This section is from the book "An Illustrated Flora Of The Northern United States, Canada And The British Possessions Vol3", by Nathaniel Lord Britton, Addison Brown. Also available from Amazon: An Illustrated Flora of the Northern United States, Canada and the British Possessions. 3 Volume Set..

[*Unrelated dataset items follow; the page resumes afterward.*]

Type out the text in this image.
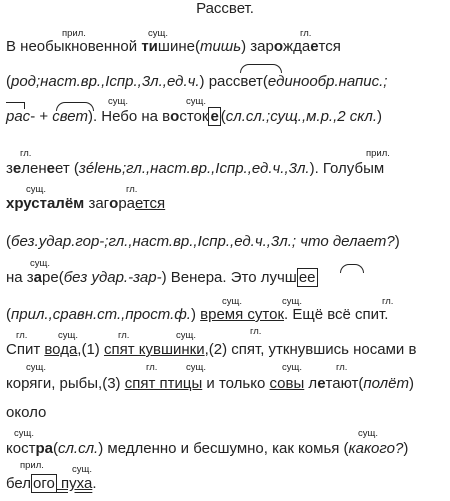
Рассвет.
прил.	сущ.	гл.
В необыкновенной тишине(тишь) зарождается
(род;наст.вр.,Iспр.,3л.,ед.ч.) рассвет(единообр.напис.;
сущ.	сущ.
рас- + свет). Небо на восток е (сл.сл.;сущ.,м.р.,2 скл.)
гл.	прил.
зеленеет (зélень;гл.,наст.вр.,Iспр.,ед.ч.,3л.). Голубым
сущ.	гл.
хрусталём загорается
(без.удар.гор-;гл.,наст.вр.,Iспр.,ед.ч.,3л.; что делает?)
сущ.
на заре(без удар.-зар-) Венера. Это лучш ее
сущ.	сущ.	гл.
(прил.,сравн.ст.,прост.ф.) время суток. Ещё всё спит.
гл.	сущ.	гл.	сущ.	гл.
Спит вода,(1) спят кувшинки,(2) спят, уткнувшись носами в
сущ.	гл.	сущ.	сущ.	гл.
коряги, рыбы,(3) спят птицы и только совы летают(полёт)
около
сущ.	сущ.
костра(сл.сл.) медленно и бесшумно, как комья (какого?)
прил.	сущ.
бел ого пуха.
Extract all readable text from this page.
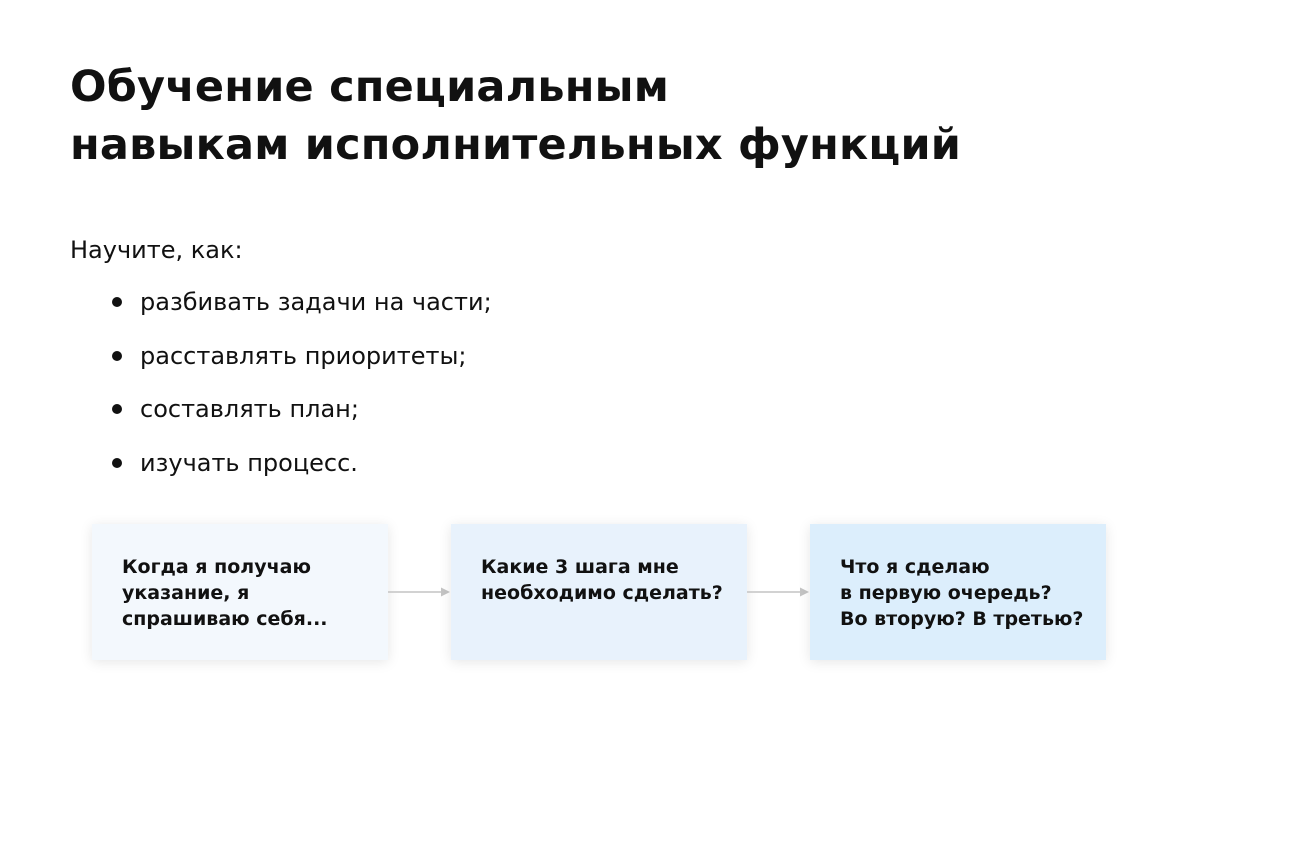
Обучение специальным
навыкам исполнительных функций

Научите, как:

разбивать задачи на части;
расставлять приоритеты;
составлять план;
изучать процесс.
Когда я получаю
указание, я
спрашиваю себя...
Какие 3 шага мне
необходимо сделать?
Что я сделаю
в первую очередь?
Во вторую? В третью?
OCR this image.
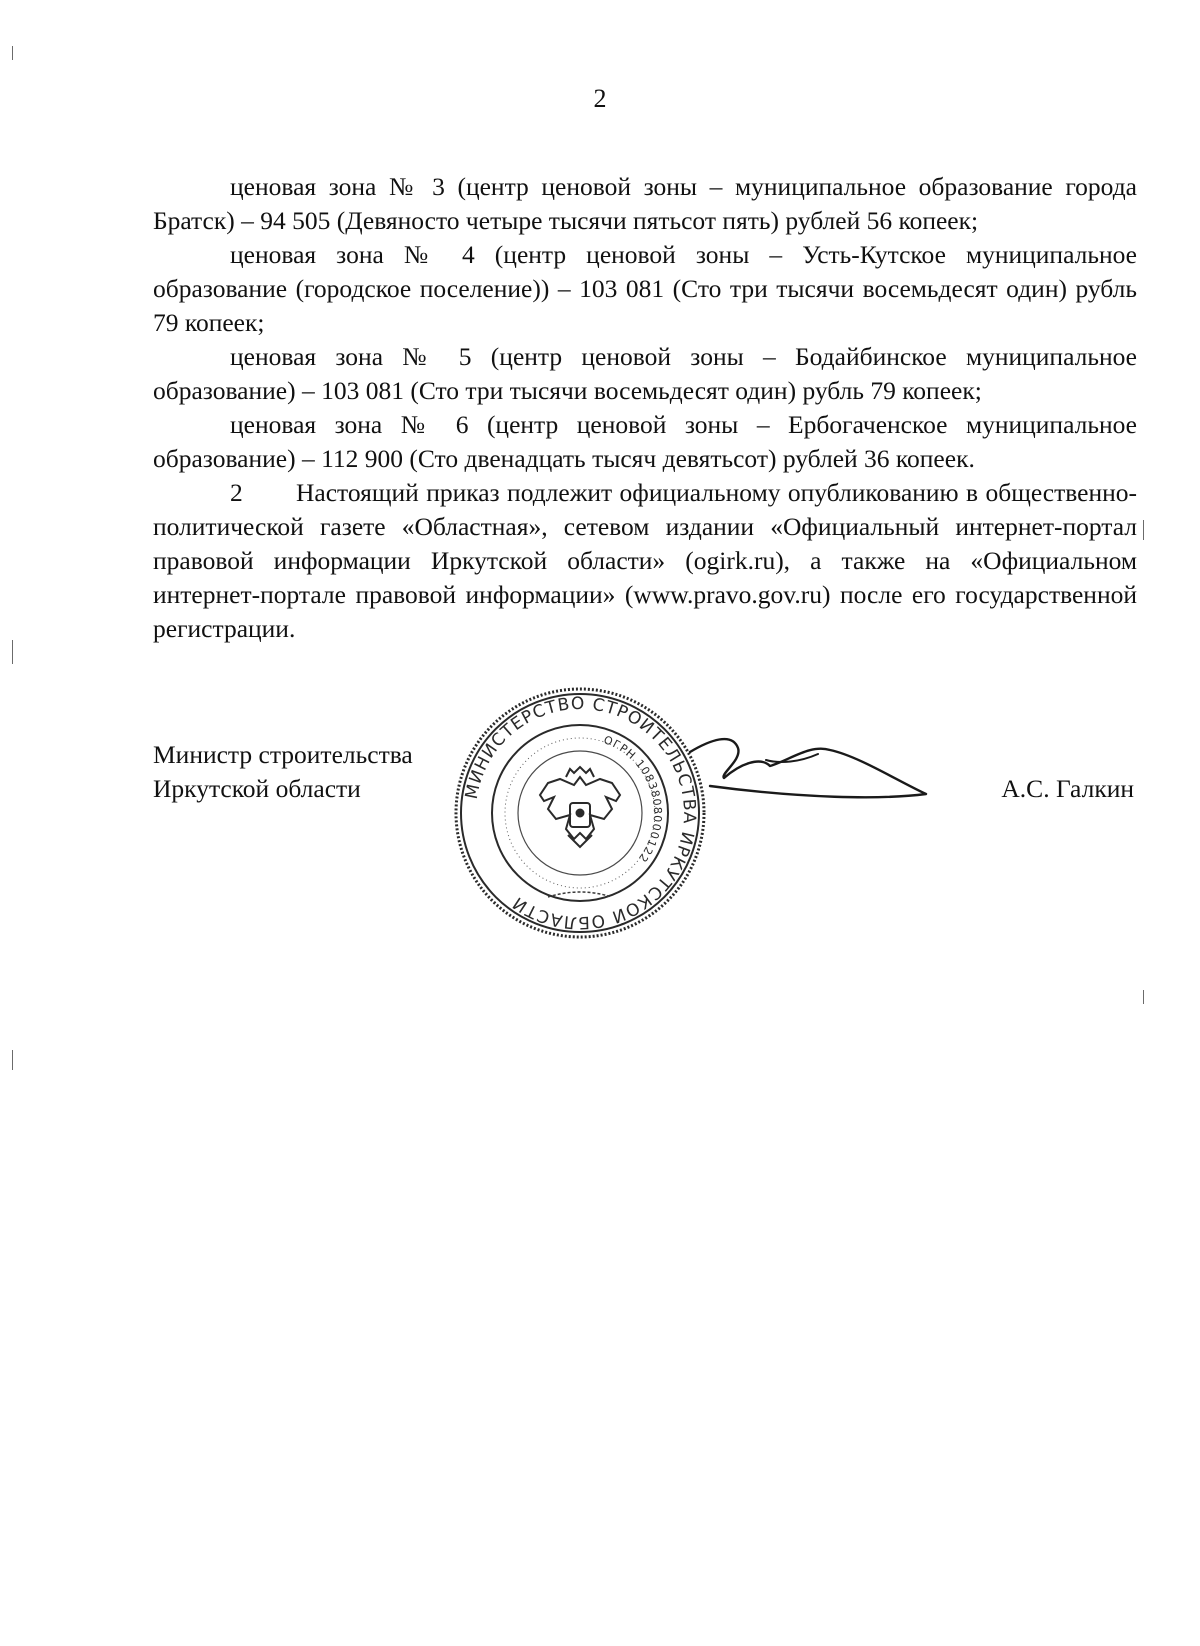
2

ценовая зона № 3 (центр ценовой зоны – муниципальное образование города Братск) – 94 505 (Девяносто четыре тысячи пятьсот пять) рублей 56 копеек;

ценовая зона № 4 (центр ценовой зоны – Усть-Кутское муниципальное образование (городское поселение)) – 103 081 (Сто три тысячи восемьдесят один) рубль 79 копеек;

ценовая зона № 5 (центр ценовой зоны – Бодайбинское муниципальное образование) – 103 081 (Сто три тысячи восемьдесят один) рубль 79 копеек;

ценовая зона № 6 (центр ценовой зоны – Ербогаченское муниципальное образование) – 112 900 (Сто двенадцать тысяч девятьсот) рублей 36 копеек.

2 Настоящий приказ подлежит официальному опубликованию в общественно-политической газете «Областная», сетевом издании «Официальный интернет-портал правовой информации Иркутской области» (ogirk.ru), а также на «Официальном интернет-портале правовой информации» (www.pravo.gov.ru) после его государственной регистрации.

Министр строительства
Иркутской области	МИНИСТЕРСТВО СТРОИТЕЛЬСТВА ИРКУТСКОЙ ОБЛАСТИ
ОГРН 1083808000122
А.С. Галкин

A perennial glabrous marsh herb, with creeping rootstocks, alternate long-petioled 3-foliolate basal leaves, and white or purplish flowers, racemose or panicled on long lateral scapes or peduncles. Calyx 5-parted, the segments oblong or lanceolate. Corolla short-funnelform, 5-cleft, its lobes induplicate-valvate, fimbriate or bearded within, spreading. Stamens 5, inserted on the tube of the corolla; filaments filiform; anthers sagittate. Disk of 5 hypogynous glands. Ovary 1-celled; style subulate, persistent; stigma 2-lamellate. Capsule oval, indehiscent or finally rupturing. Seeds compressed-globose, shining. [Greek, perhaps month-flower, name used by Theophrastus.]
A monotypic genus of the cooler parts of the northern hemisphere.
Fig. 3370
Menyanthes trifoliata L. Sp. Pl. 145. 1753.
Rootstock thick, scaly, sometimes 1° long, marked by the scars of bases of former petioles. Leaves 3-foliolate; petioles sheathing at the base, 2-10' long; leaflets oblong or obovate, entire, obtuse at the apex, narrowed to the sessile base, pinnately veined, 1 1/2 - 3' long; raceme borne on a long scape-like naked peduncle, arising from the root-stock, 10-20-flowered; pedicels stout, 3"-l2" long, bracteolate at the base; flowers 5"-6" long; calyx shorter than the white or purplish corolla, which is bearded with white hairs within; stamens shorter than the corolla and style exserted, or longer and style nearly included; capsule ovoid, obtuse, about 4" long.
In bogs, Greenland to Alaska, south to Long Island, Pennsylvania, Minnesota, Nebraska and California. Also in Europe and Asia. Water- or bitter trefoil. Water-shamrock. Moon-flower. Marsh-clover. Bitter worm. Bog-nut. Brook-bean. May-July.